Mittlerweile sind viele Unternehmen im Bereich Internetkriminalität und staatlich gesteuerter Attacken einer an Umfang und Komplexität zunehmenden Bedrohungssituation ausgesetzt. Täglich werden neue Versuche gestartet, Firmen anzugreifen, um Finanzmittel, Geschäftsgeheimnisse oder Wissen abzugreifen oder das Unternehmen anderweitig zu schädigen.

Die schnelle und teilweise disruptive Entwicklung der organisierten Internetkriminalität, kombiniert mit den Entwicklungen der fortschreitenden Digitalisierung in Wirtschaft und Gesellschaft, führt zu steigenden Risiken, was sowohl die Wahrscheinlichkeit von Ereignissen betrifft wie auch das Schadensausmass.

Vor diesem Hintergrund ist es unerlässlich, mehr in die Erkennung, Reaktion und Wiederherstellbarkeit von Cybervorfällen zu investieren, beispielsweise durch die Erstellung eines Incident Response Playbooks inklusive deren kontinuierliche Überprüfung. Das Incident Response Playbook kann man auch als Reaktionsplan während eines Cybervorfalles oder als Notfallplan bezeichnen.

Dazu gesellt sich das Phänomen der Theorie des schwarzen Schwans: Es tauchen in jeder Cyberkrise unerwartete Dinge auf. Umso wichtiger ist die Existenz eines Incident Response Playbooks, das jedem Unternehmen mit komplexer IT-Infrastruktur ein schrittweises Vorgehen vorschlägt.

Um nicht ein leichtes Opfer eines Cyberangriffs zu werden, ist Prävention in all ihren Facetten ein elementarer Faktor. Es sollte ein Reaktionsplan existieren, der durch regelmässige Iterationen und Feedbacks aktualisiert und in die jeweiligen Notfallprozesse der Unternehmung integriert werden muss.

 

NIST Special Publication

Gemäss der NIST Special Publication 800-61 soll das Incident Response Playbook vier Phasen beinhalten: "preparation, detection and analysis, contain/eradicate/recover, and post-incident activity". In der nachfolgenden Betrachtung soll der Schwerpunkt auf einen internen Malware- oder Ransomware-Vorfall gelegt werden.
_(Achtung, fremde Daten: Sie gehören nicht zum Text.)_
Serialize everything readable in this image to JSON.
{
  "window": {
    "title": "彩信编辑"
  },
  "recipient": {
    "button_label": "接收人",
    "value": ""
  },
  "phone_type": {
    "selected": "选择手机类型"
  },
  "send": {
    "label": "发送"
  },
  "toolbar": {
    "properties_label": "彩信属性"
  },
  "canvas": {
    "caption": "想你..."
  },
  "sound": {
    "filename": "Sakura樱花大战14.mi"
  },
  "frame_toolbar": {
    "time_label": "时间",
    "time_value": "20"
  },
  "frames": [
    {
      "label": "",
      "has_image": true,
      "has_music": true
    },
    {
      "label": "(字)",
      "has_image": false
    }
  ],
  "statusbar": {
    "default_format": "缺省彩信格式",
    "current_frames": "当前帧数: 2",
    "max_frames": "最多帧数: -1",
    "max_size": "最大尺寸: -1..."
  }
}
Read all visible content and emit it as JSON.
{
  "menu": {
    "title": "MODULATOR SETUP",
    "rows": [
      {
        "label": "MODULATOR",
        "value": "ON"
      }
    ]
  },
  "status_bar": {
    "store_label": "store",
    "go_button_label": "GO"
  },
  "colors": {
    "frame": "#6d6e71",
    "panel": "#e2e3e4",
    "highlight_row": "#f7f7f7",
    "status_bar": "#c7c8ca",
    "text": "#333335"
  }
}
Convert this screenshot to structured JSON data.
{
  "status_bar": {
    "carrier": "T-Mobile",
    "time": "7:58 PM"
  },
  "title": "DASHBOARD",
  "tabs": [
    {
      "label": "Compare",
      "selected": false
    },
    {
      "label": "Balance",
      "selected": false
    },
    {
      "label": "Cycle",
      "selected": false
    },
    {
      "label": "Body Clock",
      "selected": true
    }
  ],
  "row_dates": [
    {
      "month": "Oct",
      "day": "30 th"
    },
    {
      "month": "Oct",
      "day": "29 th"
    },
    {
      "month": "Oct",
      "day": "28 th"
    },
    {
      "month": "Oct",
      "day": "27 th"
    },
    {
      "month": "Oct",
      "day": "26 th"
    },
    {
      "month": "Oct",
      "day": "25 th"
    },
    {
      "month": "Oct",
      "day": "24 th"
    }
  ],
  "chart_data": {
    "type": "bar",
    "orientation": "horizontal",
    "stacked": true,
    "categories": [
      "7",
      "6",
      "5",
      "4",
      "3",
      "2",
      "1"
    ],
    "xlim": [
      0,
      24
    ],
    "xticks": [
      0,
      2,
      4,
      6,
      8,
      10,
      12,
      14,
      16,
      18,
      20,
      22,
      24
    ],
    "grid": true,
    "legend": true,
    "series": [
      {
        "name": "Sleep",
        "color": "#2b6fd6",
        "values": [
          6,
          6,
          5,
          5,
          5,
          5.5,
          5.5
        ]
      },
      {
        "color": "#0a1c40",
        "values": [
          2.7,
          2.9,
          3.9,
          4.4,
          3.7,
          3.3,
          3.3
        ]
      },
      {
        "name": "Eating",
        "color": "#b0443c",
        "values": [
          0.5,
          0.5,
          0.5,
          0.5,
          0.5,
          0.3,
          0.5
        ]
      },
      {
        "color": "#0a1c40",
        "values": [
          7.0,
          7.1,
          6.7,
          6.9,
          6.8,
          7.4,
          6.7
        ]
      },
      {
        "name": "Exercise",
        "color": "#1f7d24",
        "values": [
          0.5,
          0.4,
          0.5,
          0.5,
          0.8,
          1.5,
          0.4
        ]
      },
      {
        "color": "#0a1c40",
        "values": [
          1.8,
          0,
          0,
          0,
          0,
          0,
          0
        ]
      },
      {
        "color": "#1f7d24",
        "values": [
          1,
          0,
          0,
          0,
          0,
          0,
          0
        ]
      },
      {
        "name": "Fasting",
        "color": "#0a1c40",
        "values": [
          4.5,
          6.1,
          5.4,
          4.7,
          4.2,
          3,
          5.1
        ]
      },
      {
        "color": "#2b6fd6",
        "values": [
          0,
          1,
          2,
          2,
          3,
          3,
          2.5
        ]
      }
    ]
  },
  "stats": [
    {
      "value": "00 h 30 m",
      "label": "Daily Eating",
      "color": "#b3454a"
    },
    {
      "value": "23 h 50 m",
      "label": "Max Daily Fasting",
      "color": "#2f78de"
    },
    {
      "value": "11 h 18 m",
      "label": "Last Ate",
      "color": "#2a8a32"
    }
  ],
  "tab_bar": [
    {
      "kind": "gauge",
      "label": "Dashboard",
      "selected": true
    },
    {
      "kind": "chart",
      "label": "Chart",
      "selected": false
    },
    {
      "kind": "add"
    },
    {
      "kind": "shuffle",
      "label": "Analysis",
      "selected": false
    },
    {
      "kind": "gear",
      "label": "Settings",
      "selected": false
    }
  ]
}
Michael Fuchs, Senior Information & Cyber Security Consultant, Switch. (Source: Netzmedien)

Der Vollständigkeit halber sei an dieser Stelle erwähnt, dass es durchaus sinnvoll ist, für weitere Typen von Cybervorfällen oder Angriffen ebenfalls ein dediziertes Playbook zu erstellen: Datendiebstahl inklusive Erpressung durch Veröffentlichung, Distributed Denial of Service (DDoS), Phishing, unbefugtes Eindringen und Lateral Movement.

 

Incident Response Playbook - Ausprägung Malware Breakout

Vorbereitung auf einen Angriff, "preparation"

 

Unternehmen sollen die Verantwortlichkeiten und Zuständigkeiten einer Notfallorganisation schon vor einem Angriff festlegen und schriftlich festhalten. Dazu gehört auch die Festlegung der internen und externen Kommunikation im Falle einer Krise. Insbesondere sollten die Zuständigkeiten im Vorfeld so ausgestaltet sein, dass im Ernstfall "kompetent" und in kurzer Zeit folgende technischen Sofortmassnahmen umgesetzt werden können:

  • Isolierung von potenziell infizierten Endgeräten oder Server.
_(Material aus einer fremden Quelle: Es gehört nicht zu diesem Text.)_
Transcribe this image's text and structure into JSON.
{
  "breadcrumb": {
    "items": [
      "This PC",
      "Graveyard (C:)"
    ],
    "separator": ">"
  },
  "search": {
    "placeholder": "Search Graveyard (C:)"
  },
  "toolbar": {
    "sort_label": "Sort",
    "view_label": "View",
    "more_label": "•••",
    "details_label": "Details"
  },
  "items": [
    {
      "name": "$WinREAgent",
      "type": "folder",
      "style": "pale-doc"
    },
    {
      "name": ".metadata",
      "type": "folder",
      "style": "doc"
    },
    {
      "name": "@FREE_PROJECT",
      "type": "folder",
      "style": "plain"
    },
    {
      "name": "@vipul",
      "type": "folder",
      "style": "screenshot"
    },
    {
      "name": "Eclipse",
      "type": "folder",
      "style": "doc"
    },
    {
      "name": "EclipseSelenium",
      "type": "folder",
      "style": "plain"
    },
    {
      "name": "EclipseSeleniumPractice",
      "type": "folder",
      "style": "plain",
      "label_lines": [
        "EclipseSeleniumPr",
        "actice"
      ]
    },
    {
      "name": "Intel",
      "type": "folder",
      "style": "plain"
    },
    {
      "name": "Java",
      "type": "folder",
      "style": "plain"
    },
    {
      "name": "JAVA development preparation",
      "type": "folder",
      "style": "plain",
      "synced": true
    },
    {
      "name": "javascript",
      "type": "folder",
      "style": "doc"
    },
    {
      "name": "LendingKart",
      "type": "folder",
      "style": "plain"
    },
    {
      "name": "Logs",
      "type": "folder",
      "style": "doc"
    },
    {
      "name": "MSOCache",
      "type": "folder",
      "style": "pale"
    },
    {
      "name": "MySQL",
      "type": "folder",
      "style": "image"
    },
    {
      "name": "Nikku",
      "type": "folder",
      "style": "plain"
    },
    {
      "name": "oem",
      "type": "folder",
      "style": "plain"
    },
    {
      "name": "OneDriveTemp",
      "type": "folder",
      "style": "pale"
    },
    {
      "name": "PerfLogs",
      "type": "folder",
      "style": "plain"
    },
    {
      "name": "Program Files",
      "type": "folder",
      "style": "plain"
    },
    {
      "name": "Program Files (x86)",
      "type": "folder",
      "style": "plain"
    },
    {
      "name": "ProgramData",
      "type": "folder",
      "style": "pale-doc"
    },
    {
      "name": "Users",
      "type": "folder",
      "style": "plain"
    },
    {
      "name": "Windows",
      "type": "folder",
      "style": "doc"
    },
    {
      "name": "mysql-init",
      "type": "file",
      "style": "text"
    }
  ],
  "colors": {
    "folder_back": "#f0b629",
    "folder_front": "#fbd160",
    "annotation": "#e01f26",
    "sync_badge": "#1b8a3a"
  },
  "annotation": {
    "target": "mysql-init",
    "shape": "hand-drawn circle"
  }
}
  • Deaktivierung von VPN-Verbindungen (Lieferanten, Kunden, Mitarbeiter, etc.).

  • Isolierung eines gesamten Netzwerksegments.

  • Deaktivierung der Internetverbindung.

 

Darüber hinaus sollten im Vorfeld folgende Vorbereitungen getroffen werden:

  • Verfügbarkeit eines separaten VLANs für die Endpunktisolierung von infizierten Komponenten.

  • Definition eines Prozesses für regelmässige Aktualisierungen des Inventars.

  • Existenz eines getesteten Deployment-Systems (Client-Engineering, Server-Aufbau und Konfiguration via Ansible/Puppet).

  • Überprüfung des AV-Status inklusive Verarbeitung von AV-Warnungen an einer zentralen AV-Verwaltungskonsole.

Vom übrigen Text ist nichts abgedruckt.